Rita já havia tirado toda a roupa, e seu corpo brejeiro foi alvo de elogio do velho companheiro. Fazia seis anos estavam juntos.
- Só meu. Isso tudo é só meu.
- Dá um beijo.
- Mulher gosta dum beijo. Não reclama do cheiro. Dei uma talagada grande.
- Depois tomo meu jenipapo também. E fazemos alguma coisa...
- Agora não, a barriga tá roncando.
Iam batizar o menino Januário, sobrinho deles, filho de uma irmã de Rita. Mais dois dias de tropel, estariam dormindo em redes velhas, mas coisa de primeira: nem um pouco esgarçadas, limpas e perfumadas de ervas.
Bastião Neném ouviu barulho na mata. Não era coiteiro nem metido em bandos. O que passou, passou. Correu para um emaranhado de mato, escondeu-se e no maior silêncio engatilhou sua velha, mas bem cuidada parabellum, antiga ferramenta de trabalho.
Experimentado, sabia que Rita estava sendo vista, tomando banho nua e desejada por quem estava vendo. Dois homens, camisas do exército, lugar onde eles nunca deveriam ter andado. Imprudentes, viram dois cavalos e partiam para o ataque.

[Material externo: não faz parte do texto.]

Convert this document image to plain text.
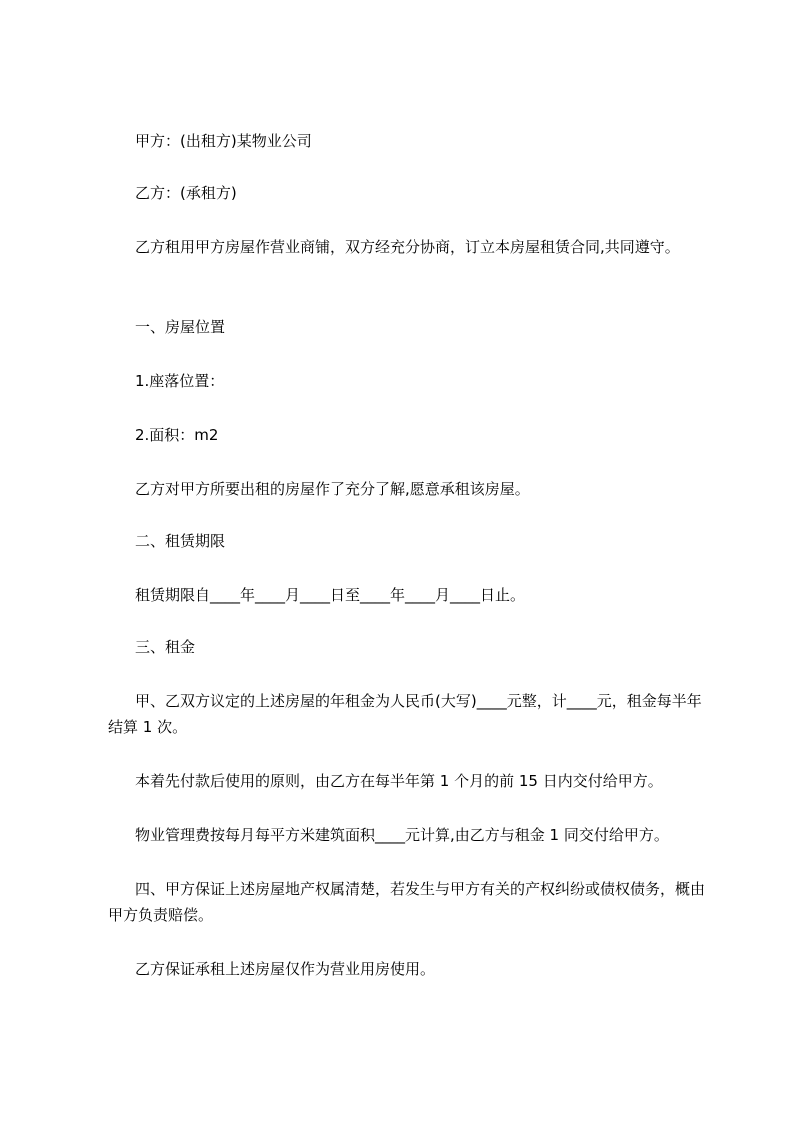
甲方：(出租方)某物业公司

乙方：(承租方)

乙方租用甲方房屋作营业商铺，双方经充分协商，订立本房屋租赁合同,共同遵守。

一、房屋位置

1.座落位置：

2.面积：m2

乙方对甲方所要出租的房屋作了充分了解,愿意承租该房屋。

二、租赁期限

租赁期限自____年____月____日至____年____月____日止。

三、租金

甲、乙双方议定的上述房屋的年租金为人民币(大写)____元整，计____元，租金每半年结算 1 次。

本着先付款后使用的原则，由乙方在每半年第 1 个月的前 15 日内交付给甲方。

物业管理费按每月每平方米建筑面积____元计算,由乙方与租金 1 同交付给甲方。

四、甲方保证上述房屋地产权属清楚，若发生与甲方有关的产权纠纷或债权债务，概由甲方负责赔偿。

乙方保证承租上述房屋仅作为营业用房使用。
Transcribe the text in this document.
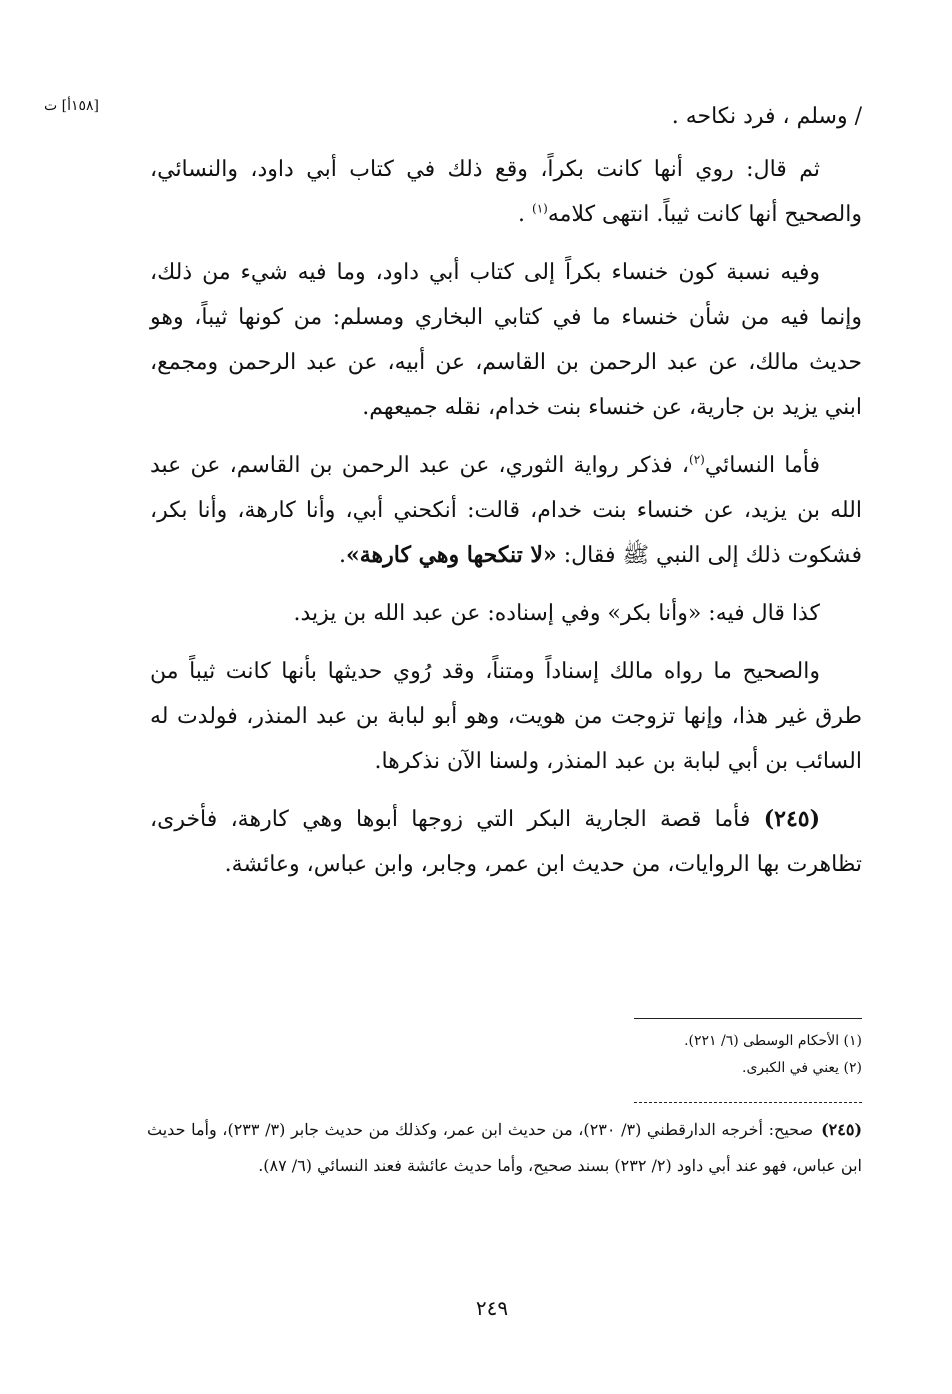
[١٥٨أ] ت	/ وسلم ، فرد نكاحه .

ثم قال: روي أنها كانت بكراً، وقع ذلك في كتاب أبي داود، والنسائي، والصحيح أنها كانت ثيباً. انتهى كلامه$^{(١)}$ .

وفيه نسبة كون خنساء بكراً إلى كتاب أبي داود، وما فيه شيء من ذلك، وإنما فيه من شأن خنساء ما في كتابي البخاري ومسلم: من كونها ثيباً، وهو حديث مالك، عن عبد الرحمن بن القاسم، عن أبيه، عن عبد الرحمن ومجمع، ابني يزيد بن جارية، عن خنساء بنت خدام، نقله جميعهم.

فأما النسائي$^{(٢)}$، فذكر رواية الثوري، عن عبد الرحمن بن القاسم، عن عبد الله بن يزيد، عن خنساء بنت خدام، قالت: أنكحني أبي، وأنا كارهة، وأنا بكر، فشكوت ذلك إلى النبي ﷺ فقال: «لا تنكحها وهي كارهة».

كذا قال فيه: «وأنا بكر» وفي إسناده: عن عبد الله بن يزيد.

والصحيح ما رواه مالك إسناداً ومتناً، وقد رُوي حديثها بأنها كانت ثيباً من طرق غير هذا، وإنها تزوجت من هويت، وهو أبو لبابة بن عبد المنذر، فولدت له السائب بن أبي لبابة بن عبد المنذر، ولسنا الآن نذكرها.

(٢٤٥) فأما قصة الجارية البكر التي زوجها أبوها وهي كارهة، فأخرى، تظاهرت بها الروايات، من حديث ابن عمر، وجابر، وابن عباس، وعائشة.

(١) الأحكام الوسطى (٦/ ٢٢١).

(٢) يعني في الكبرى.

(٢٤٥)صحيح: أخرجه الدارقطني (٣/ ٢٣٠)، من حديث ابن عمر، وكذلك من حديث جابر (٣/ ٢٣٣)، وأما حديث ابن عباس، فهو عند أبي داود (٢/ ٢٣٢) بسند صحيح، وأما حديث عائشة فعند النسائي (٦/ ٨٧).
٢٤٩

- Boas tardes, moça. Não vai sair desta água não?
A última coisa que ela poderia fazer, fez. Distanciou-se do lugar, saiu de perto da margem.
Quem é burro deve pedir a Deus que o mate e ao diabo que o carregue, falam.
Um deles caiu n’água, a procura do prazer forçado. De cuecas, só. Quando estava próximo levou uma pedrada na testa. A astuciosa Rita pegou no fundo do rio. Pedra grande, atirada com precisão. Pegou na testa, tingiu o rio de sangue, o corpo foi água abaixo.
O outro, que tudo assistia, levou um tiro na nuca, e foi fazer companhia ao amigo desavisado.
Histórias do lugar, coisas do sertão.